Zum Beispiel, als die Bühnenbeleuchtung zu Jamaica-Farben wechselt und dem Bläsersatz aus Tenor-, Altsaxophon und Trompete den passenden Hintergrund bieten für den Bob Marley-Titel „Get up, stand up“. Überzeugend sind sie alle ausnahmslos, seine Bandmusiker: allen voran der Trompeter Ludovic Louis, der mit einem phantastischen Solo brilliert, neben den Saxophonisten Herold Todd und Michael Sherman.

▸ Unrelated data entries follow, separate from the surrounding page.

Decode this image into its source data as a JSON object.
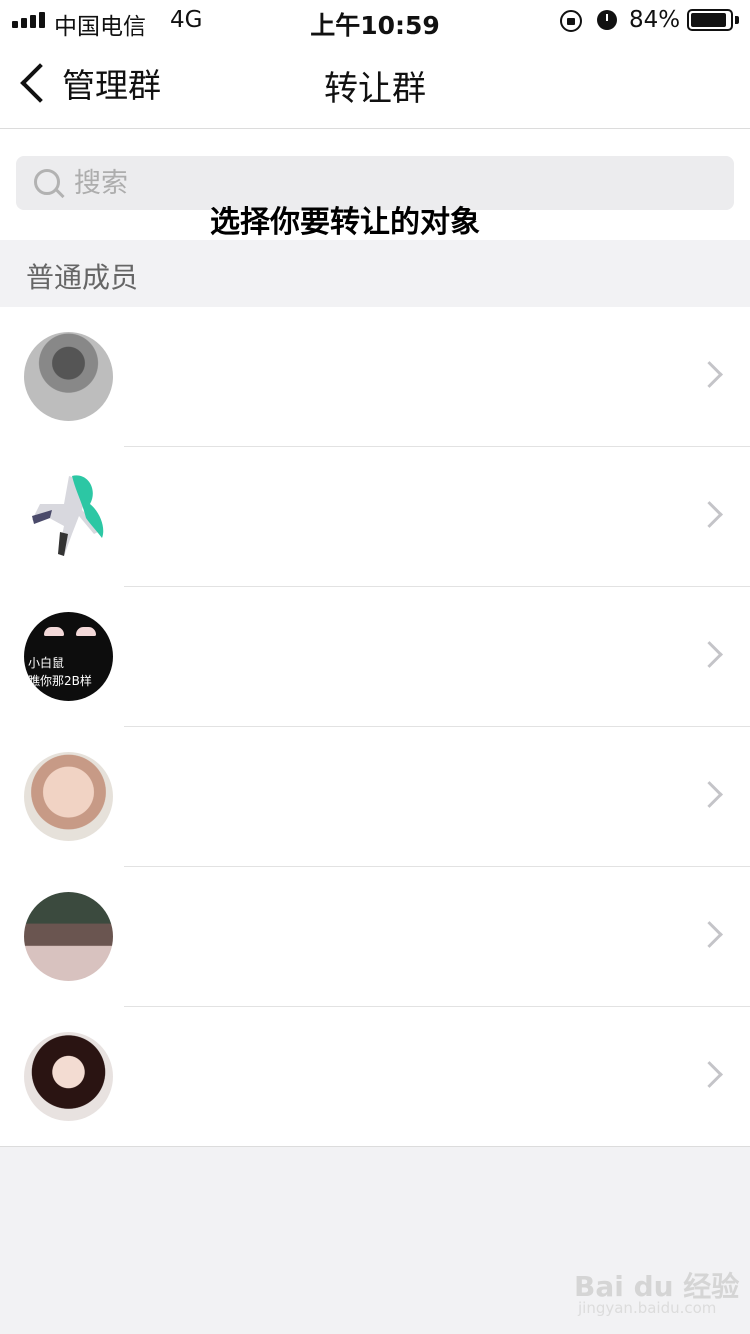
{
  "status_bar": {
    "carrier": "中国电信",
    "network": "4G",
    "time": "上午10:59",
    "battery_percent": "84%",
    "battery_level": 0.84,
    "icons": [
      "signal-icon",
      "orientation-lock-icon",
      "alarm-icon",
      "battery-icon"
    ]
  },
  "nav": {
    "back_label": "管理群",
    "title": "转让群"
  },
  "search": {
    "placeholder": "搜索"
  },
  "caption": "选择你要转让的对象",
  "section": {
    "title": "普通成员"
  },
  "members": [
    {
      "avatar": "avatar-photo-man"
    },
    {
      "avatar": "avatar-anime-green-hair"
    },
    {
      "avatar": "avatar-dark-text",
      "avatar_text": [
        "小白鼠",
        "瞧你那2B样"
      ]
    },
    {
      "avatar": "avatar-photo-child"
    },
    {
      "avatar": "avatar-photo-group"
    },
    {
      "avatar": "avatar-anime-girl"
    }
  ],
  "watermark": {
    "main": "Bai du 经验",
    "sub": "jingyan.baidu.com"
  }
}
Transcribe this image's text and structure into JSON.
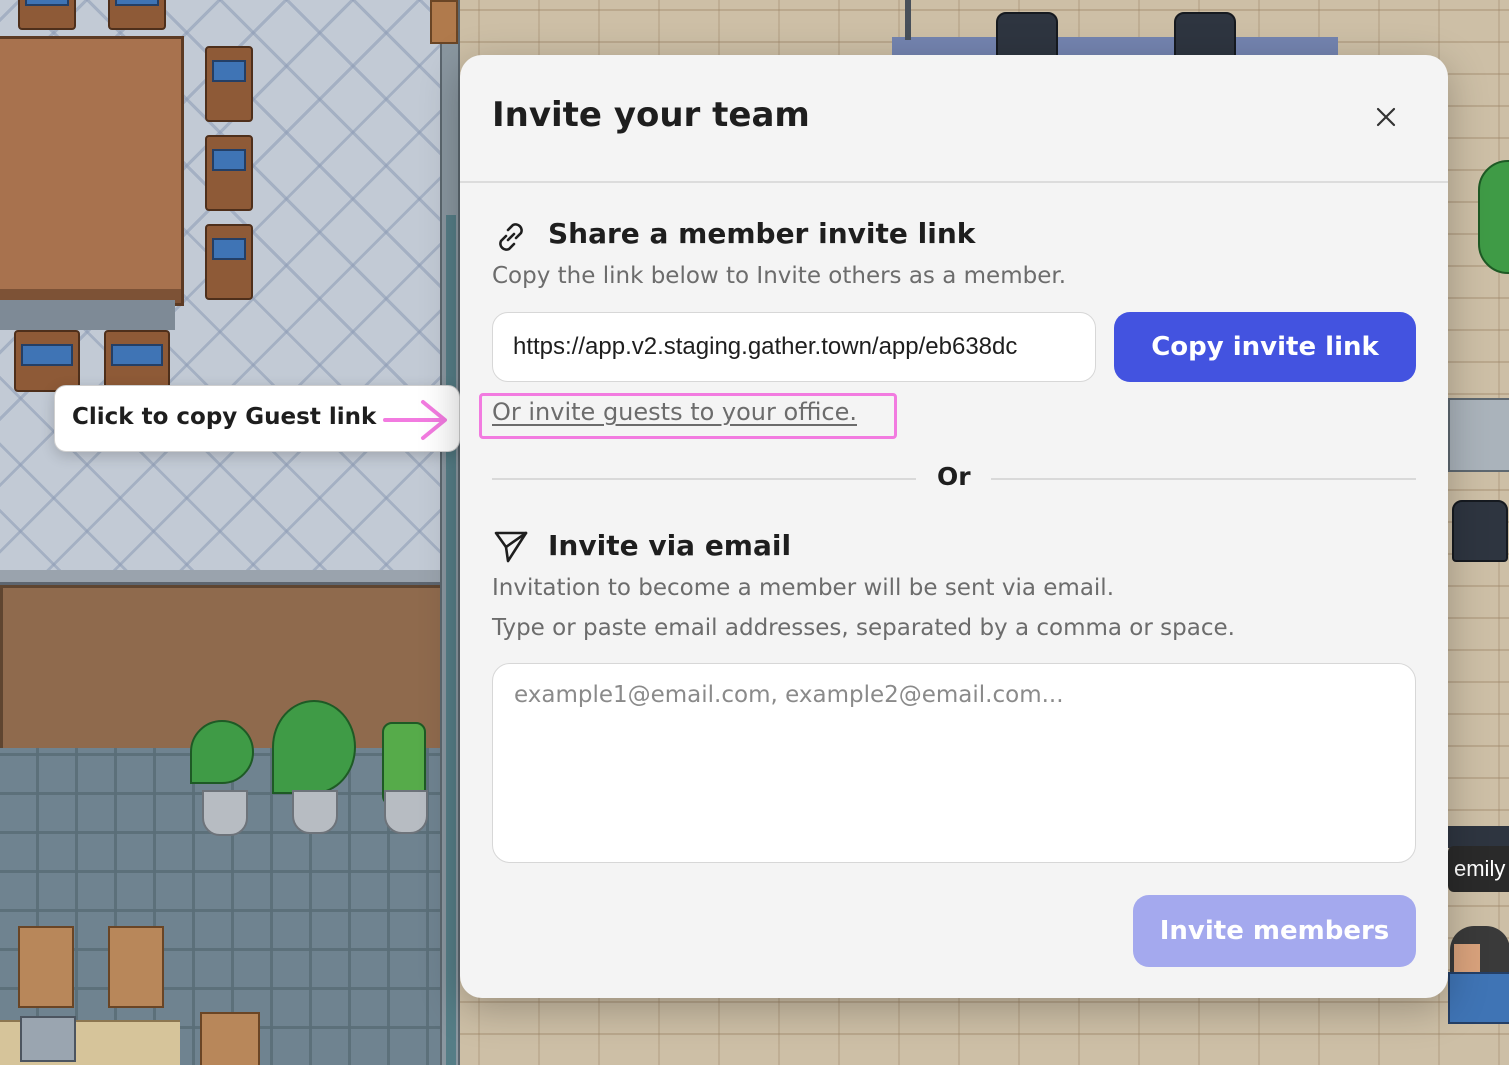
{
  "modal": {
    "title": "Invite your team",
    "close_icon": "close-icon"
  },
  "member_link_section": {
    "icon": "link-icon",
    "title": "Share a member invite link",
    "description": "Copy the link below to Invite others as a member.",
    "invite_url": "https://app.v2.staging.gather.town/app/eb638dc",
    "copy_button_label": "Copy invite link",
    "guest_link_label": "Or invite guests to your office."
  },
  "divider": {
    "label": "Or"
  },
  "email_section": {
    "icon": "send-icon",
    "title": "Invite via email",
    "description_line1": "Invitation to become a member will be sent via email.",
    "description_line2": "Type or paste email addresses, separated by a comma or space.",
    "placeholder": "example1@email.com, example2@email.com...",
    "invite_button_label": "Invite members"
  },
  "callout": {
    "text": "Click to copy Guest link",
    "arrow_icon": "arrow-right-icon"
  },
  "avatar_name_tag": "emily",
  "colors": {
    "primary_button": "#4353e0",
    "disabled_button": "#a4a9ee",
    "highlight": "#f27be0",
    "modal_background": "#f4f4f4"
  }
}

Überragend Gail Ann Dorsey am Bass, die mit Schlagzeuger Franklin Vanderbilt den treibenden Groove zaubert, George Laks am Keyboard und schließlich Craig Ross an der zweiten Gitarre. Sie bereiten den Boden für eine Performance, die ihres gleichen sucht. Und dann plötzlich das Unglaubliche: Lenny springt von der Bühne und läuft mit raschen Schritten flankiert von der Security mitten durchs Publikum! Sensationell! Ein Star zum Anfassen! Zum guten Schluss noch der grandiose Titel „Are you gonna go my way“. Das Publikum zeigt sich 100% ig einverstanden.
Am Ende stehen zwei Stunden Authentizität und geballte Power! Im Vergleich mit seinen früheren Konzerten in Frankfurt bisher unerreicht. Wenn also das Alter eine entscheidende Größe sein sollte, dann als ein Garant für exorbitante Qualität durch Weisheit, Reife und Erfahrung.
Ein Konzerterlebnis, das für immer unvergessen bleiben wird!